January 17, 2019

Building a pancreas

Vanderbilt investigators are defining the genetic programs that control the development of pancreatic beta cells — studies that could inform new cellular or regenerative therapies for diabetes.

by Leigh MacMillan

(iStock)
(iStock)

In the developing pancreas, seemingly equivalent progenitor cells differentiate into the four types of hormone-positive islet cells: alpha, beta, gamma and delta. Insulin-secreting beta cells are destroyed in type 1 diabetes, and understanding how beta cells develop could lead to new cellular or regenerative therapeutic strategies for diabetes.

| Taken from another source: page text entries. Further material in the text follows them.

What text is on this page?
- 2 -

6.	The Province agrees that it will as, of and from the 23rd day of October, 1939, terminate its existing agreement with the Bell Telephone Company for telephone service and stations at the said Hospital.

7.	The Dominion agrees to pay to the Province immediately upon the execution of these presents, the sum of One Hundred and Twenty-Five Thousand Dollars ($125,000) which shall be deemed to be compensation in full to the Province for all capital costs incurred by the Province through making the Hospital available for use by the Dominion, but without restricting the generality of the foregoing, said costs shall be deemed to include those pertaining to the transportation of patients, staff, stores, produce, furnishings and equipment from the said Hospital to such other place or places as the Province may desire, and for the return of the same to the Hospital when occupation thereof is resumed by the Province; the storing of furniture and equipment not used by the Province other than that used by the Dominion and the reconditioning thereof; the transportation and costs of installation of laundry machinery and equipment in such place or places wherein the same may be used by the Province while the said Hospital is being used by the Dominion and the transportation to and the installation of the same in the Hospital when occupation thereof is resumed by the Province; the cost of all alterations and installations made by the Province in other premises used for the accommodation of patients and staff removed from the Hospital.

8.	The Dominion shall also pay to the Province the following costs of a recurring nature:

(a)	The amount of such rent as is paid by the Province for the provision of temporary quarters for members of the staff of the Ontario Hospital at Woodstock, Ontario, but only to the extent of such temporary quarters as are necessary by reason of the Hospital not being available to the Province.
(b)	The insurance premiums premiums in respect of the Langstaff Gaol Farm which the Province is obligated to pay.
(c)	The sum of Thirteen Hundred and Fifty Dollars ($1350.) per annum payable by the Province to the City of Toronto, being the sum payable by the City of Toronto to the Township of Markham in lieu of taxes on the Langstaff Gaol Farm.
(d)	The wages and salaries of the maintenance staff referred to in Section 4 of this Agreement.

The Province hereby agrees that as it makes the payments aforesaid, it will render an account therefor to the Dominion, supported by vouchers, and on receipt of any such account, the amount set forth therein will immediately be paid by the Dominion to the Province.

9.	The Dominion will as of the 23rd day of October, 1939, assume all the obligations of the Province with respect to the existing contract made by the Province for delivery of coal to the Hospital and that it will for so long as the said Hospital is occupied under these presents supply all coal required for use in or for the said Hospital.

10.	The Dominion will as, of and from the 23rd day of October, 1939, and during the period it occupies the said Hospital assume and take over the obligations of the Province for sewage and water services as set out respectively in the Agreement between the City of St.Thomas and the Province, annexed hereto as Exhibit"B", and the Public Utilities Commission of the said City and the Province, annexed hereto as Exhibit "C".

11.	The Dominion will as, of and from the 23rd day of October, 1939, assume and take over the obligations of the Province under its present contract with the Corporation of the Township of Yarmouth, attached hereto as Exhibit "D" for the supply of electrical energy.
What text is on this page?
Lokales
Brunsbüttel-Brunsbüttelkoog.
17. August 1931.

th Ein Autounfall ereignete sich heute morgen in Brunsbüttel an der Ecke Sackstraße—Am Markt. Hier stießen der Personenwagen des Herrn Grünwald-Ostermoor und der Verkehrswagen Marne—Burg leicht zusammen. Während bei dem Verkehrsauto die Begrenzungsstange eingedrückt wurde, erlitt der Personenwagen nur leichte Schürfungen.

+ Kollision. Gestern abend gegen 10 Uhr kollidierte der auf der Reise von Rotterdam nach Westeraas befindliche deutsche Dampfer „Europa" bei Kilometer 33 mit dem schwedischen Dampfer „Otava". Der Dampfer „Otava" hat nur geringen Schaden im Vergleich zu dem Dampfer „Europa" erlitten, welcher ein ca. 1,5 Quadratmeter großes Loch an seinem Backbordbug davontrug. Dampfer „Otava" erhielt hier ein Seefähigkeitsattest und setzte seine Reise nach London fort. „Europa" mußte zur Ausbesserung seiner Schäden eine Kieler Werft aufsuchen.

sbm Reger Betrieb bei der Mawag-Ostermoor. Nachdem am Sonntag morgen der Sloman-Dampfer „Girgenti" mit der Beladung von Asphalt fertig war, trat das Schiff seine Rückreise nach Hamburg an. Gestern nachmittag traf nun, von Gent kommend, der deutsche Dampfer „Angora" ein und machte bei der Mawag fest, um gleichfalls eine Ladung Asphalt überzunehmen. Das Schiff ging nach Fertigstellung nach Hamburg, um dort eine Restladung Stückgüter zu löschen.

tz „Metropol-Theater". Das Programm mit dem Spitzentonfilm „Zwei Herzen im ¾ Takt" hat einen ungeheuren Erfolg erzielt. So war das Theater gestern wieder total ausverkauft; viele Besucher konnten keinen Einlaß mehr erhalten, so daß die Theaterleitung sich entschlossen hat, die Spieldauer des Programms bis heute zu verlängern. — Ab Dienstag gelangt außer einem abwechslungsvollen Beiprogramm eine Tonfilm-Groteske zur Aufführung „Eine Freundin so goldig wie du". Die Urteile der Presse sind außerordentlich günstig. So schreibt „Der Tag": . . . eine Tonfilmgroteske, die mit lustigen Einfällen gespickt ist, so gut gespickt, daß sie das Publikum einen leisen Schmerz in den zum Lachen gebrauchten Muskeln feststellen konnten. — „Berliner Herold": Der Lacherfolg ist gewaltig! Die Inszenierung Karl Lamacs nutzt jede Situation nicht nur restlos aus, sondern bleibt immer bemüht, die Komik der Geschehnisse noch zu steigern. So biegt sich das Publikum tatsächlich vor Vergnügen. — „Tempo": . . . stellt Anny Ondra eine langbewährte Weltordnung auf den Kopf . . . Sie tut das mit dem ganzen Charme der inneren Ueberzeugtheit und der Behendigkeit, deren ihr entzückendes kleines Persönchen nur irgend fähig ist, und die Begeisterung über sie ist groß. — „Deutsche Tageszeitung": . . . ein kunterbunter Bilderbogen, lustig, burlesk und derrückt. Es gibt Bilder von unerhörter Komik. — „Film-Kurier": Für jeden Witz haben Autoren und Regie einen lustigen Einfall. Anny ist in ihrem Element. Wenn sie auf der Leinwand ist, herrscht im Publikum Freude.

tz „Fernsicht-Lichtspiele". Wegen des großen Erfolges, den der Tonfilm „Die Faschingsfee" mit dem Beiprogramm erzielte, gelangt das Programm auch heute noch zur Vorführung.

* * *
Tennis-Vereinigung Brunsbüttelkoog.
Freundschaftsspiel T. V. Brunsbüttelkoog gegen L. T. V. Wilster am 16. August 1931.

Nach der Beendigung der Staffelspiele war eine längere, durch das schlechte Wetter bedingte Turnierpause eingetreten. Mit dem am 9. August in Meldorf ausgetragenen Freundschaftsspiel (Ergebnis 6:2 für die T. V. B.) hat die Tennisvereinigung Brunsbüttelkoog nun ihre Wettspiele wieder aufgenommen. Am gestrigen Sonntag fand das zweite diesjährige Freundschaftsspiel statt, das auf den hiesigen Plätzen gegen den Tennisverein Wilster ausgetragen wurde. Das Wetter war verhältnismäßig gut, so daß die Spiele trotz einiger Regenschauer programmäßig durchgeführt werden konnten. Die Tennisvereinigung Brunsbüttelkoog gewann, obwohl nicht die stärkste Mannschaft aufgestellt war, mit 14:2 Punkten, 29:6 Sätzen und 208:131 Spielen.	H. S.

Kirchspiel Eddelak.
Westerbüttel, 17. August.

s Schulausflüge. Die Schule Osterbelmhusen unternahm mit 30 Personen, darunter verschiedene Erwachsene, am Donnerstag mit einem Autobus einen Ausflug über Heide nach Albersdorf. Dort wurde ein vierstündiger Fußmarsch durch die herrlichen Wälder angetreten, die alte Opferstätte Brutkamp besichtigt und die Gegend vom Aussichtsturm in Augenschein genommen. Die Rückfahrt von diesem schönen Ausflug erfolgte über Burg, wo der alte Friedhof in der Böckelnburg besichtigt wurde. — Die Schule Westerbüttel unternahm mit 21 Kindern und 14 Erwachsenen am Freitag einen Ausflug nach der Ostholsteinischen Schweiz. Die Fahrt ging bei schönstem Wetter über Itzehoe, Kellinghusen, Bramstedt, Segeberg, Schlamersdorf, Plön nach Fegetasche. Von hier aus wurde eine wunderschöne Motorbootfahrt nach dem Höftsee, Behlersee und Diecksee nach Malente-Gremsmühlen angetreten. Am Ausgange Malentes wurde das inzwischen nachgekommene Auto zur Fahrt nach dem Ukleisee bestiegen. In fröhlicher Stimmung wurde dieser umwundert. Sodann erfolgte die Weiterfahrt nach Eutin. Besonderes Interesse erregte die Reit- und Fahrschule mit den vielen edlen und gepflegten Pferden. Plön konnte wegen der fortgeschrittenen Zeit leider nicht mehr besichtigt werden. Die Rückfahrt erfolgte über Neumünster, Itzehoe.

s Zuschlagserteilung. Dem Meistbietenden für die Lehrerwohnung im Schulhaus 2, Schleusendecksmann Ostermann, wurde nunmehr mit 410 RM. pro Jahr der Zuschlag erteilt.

Ken Lau, PhD, Guoqiang Gu, PhD, and colleagues have now discovered that epigenetic “marks” on the DNA promoters of specific genes bias certain pancreatic progenitor cells toward maturing into different endocrine cell types.

The investigators used single-cell RNA sequencing, trajectory analysis and combinatorial lineage tracing to define the transcriptional and epigenetic states of pancreatic progenitor cells. They found that progenitor cells co-expressing the genes Neurog3 and Myt1 have higher levels of methylation (an epigenetic mark) in the Arx gene promoter, which drives them to become insulin-producing beta cells.

The findings, reported in Developmental Cell, demonstrate that promoter methylation is the earliest mark that distinguishes pancreatic progenitor cell identity.

This research was supported by grants from the National Institutes of Health (DK065949, DK103831, CA095103, MD007586).